Police have been working with closely Lambeth to get behind the false names and addresses that litter the housing benefit register. Frequently, they have been able to trace the journey of a single cheque from council coffers to bank accounts filled with the proceeds of thousands of similar cheques.

Shortly before police raided the offices of one landlord - thought to be a "front" for one gang - the building mysteriously burned down, destroying all the files.

In the past, housing benefit fraud was thought to be confined to individuals making false claims at a petty level. However, for the first time, a senior local government figure has conceded the involvement of organised crime.

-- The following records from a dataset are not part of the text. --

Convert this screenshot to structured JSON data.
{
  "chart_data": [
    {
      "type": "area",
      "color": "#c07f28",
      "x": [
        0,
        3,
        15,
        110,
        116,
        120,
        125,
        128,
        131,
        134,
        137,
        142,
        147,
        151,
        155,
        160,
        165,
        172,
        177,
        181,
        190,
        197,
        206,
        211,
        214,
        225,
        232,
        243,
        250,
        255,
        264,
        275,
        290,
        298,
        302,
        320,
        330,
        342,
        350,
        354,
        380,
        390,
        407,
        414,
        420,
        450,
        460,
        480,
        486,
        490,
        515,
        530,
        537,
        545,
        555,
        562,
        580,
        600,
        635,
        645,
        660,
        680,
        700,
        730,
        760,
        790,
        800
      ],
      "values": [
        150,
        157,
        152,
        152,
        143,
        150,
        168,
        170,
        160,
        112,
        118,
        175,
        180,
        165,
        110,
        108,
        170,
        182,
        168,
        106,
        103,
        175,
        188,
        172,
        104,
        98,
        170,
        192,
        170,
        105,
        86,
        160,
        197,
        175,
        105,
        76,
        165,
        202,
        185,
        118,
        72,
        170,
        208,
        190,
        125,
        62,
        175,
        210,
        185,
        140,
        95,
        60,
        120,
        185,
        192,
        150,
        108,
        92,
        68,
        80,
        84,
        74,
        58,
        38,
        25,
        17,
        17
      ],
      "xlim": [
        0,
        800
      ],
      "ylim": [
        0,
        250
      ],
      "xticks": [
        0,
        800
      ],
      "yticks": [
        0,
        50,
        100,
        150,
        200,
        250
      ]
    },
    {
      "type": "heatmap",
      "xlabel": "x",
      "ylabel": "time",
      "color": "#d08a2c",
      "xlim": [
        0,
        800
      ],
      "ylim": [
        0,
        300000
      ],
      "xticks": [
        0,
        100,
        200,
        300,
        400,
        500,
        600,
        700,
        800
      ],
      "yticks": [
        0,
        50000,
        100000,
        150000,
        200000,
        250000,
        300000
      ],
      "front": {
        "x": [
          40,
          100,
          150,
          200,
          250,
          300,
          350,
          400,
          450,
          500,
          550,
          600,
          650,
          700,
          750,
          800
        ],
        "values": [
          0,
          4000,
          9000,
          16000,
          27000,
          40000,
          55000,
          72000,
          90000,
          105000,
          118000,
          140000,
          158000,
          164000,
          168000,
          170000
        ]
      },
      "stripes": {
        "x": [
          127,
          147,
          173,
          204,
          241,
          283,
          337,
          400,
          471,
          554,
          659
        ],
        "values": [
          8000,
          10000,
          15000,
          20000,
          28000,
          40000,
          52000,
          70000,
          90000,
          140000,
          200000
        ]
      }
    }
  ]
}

In an interview with the Independent, Heather Rabbatts, Lambeth's chief executive, said she shared the view of the Metropolitan Police that the groups were controlled by "a very few people" and were operating across the capital. The same people, she said, were thought to be responsible for a range of crimes, involving other types of benefit claims. A fortnight ago, Ms Rabbatts told the Commons Social Security Select Committee, that the problem was much worse than previously supposed.

She agreed with Frank Field, the committee chairman, who concluded: "Gangs saw this as an easy area to take public money, and they [had] moved in and set themselves up as landlords and these groups are involved in other frauds as well."

Ms Rabbatts stressed that greater co-operation between police and councils was urgently needed to combat such systematic abuse.

Apprehending small-time false claimants, she said, was no longer such a difficulty. Neither, too, was there much problem in finding council staff who were fiddling. The major, untouched area, was organised fraud.

Since Lambeth had begun looking for organised bogus claimants by visiting addresses and checking how many people really lived there, 4,000 private landlords had suddenly disappeared from the housing benefit register.

Ms Rabbatts said that, almost certainly, the 4,000 were mainly false names that had been created by professional gangs.

At one house in Lambeth, her officers had found 50 people supposedly living and claiming housing benefit. Threats have been made to Lambeth officials, and Ms Rabbatts is expecting more as her war continues.

Mr Field asked her if the work was going to become "more dangerous?" She replied that while people "are getting the message" and her force becomes more effective, they "will decide to move elsewhere - or we might be subject to more intensive pressure".

At present, said Mrs Rabbatts, police and council officers operated at a local or regional level. But the scale of the problem required some form of co-ordinated national initiative.

Ms Rabbatts said she was recruiting more staff in Lambeth to combat fraud. Speaking to the Independent, she said that in the past year, since taking over as chief executive and following the damning report by Elizabeth Appleby QC into the council, she had sacked 60 staff for fraud.